While one atmosphere-heating pollutant after another has fallen under regulators’ sway, powerful petrochemical interests and, until recently, scientific uncertainty about the scale of the problem, have thwarted methane restrictions. That will begin to change in coming weeks when the Biden administration proposes the most aggressive federal methane mandates yet for oil and gas wells.
“Science tells us we have vanishingly little time left to slow global warming before we start passing serious climate tipping points,” said Sarah Smith, director of the Clean Air Task Force’s super pollutants program. “The fastest way to pump the brakes is to reduce methane pollution.”

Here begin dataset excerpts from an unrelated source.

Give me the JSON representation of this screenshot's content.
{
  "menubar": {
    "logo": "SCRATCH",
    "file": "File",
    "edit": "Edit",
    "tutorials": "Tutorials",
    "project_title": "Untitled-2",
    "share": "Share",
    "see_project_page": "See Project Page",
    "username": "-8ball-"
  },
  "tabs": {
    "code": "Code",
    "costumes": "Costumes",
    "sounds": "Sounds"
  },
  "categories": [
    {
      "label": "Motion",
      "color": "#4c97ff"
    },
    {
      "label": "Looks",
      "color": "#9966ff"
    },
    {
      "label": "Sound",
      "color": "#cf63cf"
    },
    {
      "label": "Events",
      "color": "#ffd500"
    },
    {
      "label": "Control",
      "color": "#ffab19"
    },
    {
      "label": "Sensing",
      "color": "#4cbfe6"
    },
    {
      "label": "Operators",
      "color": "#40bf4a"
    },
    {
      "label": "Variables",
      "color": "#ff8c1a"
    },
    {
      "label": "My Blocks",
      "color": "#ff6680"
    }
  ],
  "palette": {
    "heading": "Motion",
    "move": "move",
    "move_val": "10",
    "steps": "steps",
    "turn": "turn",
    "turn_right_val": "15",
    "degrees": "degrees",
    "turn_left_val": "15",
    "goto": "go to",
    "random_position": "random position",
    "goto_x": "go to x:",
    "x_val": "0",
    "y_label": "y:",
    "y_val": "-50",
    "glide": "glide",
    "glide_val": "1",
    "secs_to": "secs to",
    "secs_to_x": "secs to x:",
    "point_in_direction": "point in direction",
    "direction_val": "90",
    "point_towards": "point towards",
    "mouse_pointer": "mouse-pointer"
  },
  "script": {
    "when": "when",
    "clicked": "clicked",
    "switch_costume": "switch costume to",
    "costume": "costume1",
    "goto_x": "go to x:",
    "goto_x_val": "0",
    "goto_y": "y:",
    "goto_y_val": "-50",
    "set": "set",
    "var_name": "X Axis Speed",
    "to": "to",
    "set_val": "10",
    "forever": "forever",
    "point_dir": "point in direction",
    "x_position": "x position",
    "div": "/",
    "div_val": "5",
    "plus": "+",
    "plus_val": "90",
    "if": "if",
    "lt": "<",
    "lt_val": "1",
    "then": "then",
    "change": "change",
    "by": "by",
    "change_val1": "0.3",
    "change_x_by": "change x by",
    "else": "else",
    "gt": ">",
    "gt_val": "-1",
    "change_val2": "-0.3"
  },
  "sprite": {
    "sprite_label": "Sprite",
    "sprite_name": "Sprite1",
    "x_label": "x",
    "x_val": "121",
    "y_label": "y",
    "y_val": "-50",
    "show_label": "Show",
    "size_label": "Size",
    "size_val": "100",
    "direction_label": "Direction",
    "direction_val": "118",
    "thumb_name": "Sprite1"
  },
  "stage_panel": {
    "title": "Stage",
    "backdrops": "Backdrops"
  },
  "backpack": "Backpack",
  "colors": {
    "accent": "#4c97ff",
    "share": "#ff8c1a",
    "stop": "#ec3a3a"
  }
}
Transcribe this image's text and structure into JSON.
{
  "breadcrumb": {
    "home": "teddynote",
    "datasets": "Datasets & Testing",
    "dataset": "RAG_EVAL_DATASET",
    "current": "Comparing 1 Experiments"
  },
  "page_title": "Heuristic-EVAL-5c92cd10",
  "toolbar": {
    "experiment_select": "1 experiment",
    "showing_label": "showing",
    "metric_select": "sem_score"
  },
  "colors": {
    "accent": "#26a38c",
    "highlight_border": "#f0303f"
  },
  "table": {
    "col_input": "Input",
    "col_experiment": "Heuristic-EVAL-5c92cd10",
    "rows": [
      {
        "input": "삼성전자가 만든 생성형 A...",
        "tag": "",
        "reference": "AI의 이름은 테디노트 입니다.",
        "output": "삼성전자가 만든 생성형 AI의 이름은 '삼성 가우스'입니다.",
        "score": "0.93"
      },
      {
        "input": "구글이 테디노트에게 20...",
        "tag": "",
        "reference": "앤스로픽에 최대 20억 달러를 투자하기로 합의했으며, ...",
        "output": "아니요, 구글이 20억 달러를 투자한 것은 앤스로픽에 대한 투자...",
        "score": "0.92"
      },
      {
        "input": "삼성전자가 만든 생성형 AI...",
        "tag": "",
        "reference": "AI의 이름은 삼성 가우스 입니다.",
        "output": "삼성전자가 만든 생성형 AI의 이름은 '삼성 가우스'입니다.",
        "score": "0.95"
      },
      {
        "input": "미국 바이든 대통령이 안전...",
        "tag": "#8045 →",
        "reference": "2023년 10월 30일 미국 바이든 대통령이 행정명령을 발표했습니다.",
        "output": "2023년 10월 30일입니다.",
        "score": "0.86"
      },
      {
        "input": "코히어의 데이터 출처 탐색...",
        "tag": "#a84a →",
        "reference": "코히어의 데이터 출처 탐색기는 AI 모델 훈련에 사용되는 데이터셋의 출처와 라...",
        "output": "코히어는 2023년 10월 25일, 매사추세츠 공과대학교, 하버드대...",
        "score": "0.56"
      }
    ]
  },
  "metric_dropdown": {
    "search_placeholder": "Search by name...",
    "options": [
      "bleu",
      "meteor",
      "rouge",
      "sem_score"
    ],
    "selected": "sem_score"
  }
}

Curbing methane -- blamed by scientists for more than a quarter of the global warming happening today -- has acquired new urgency as the consequences of climate change become more apparent in drought-fueled forest fires ravaging the Western U.S. and intense coastal storms drenching cities with record rainfalls.
The administration’s coming regulations, to be proposed by the Environmental Protection Agency, will address leaks from nearly a million oil and gas wells -- among the largest sources of the gas. The EPA proposals would order more robust inspections and repairs of equipment at new wells and would force companies to plug leaks on hundreds of thousands of wells that were drilled long ago but have so far escaped restrictions.
The proposals also are expected to block drillers from simply venting methane that accompanies oil directly into the air or burning it off, with flares so concentrated they can be seen from space. That is done in some regions because methane, despite being the chief ingredient of natural gas, is often treated as an unwanted byproduct when it emerges from oil wells and there aren’t pipelines to carry it to paying customers.
The move comes after President Joe Biden unveiled a plan to persuade other countries to slash emissions of the gas 30% by the end of the decade.
The delay in taking action has frustrated environmentalists because existing technology can capture the vast majority of methane from oil and gas sites -- making the industry’s emissions low-hanging fruit in the fight against global warming.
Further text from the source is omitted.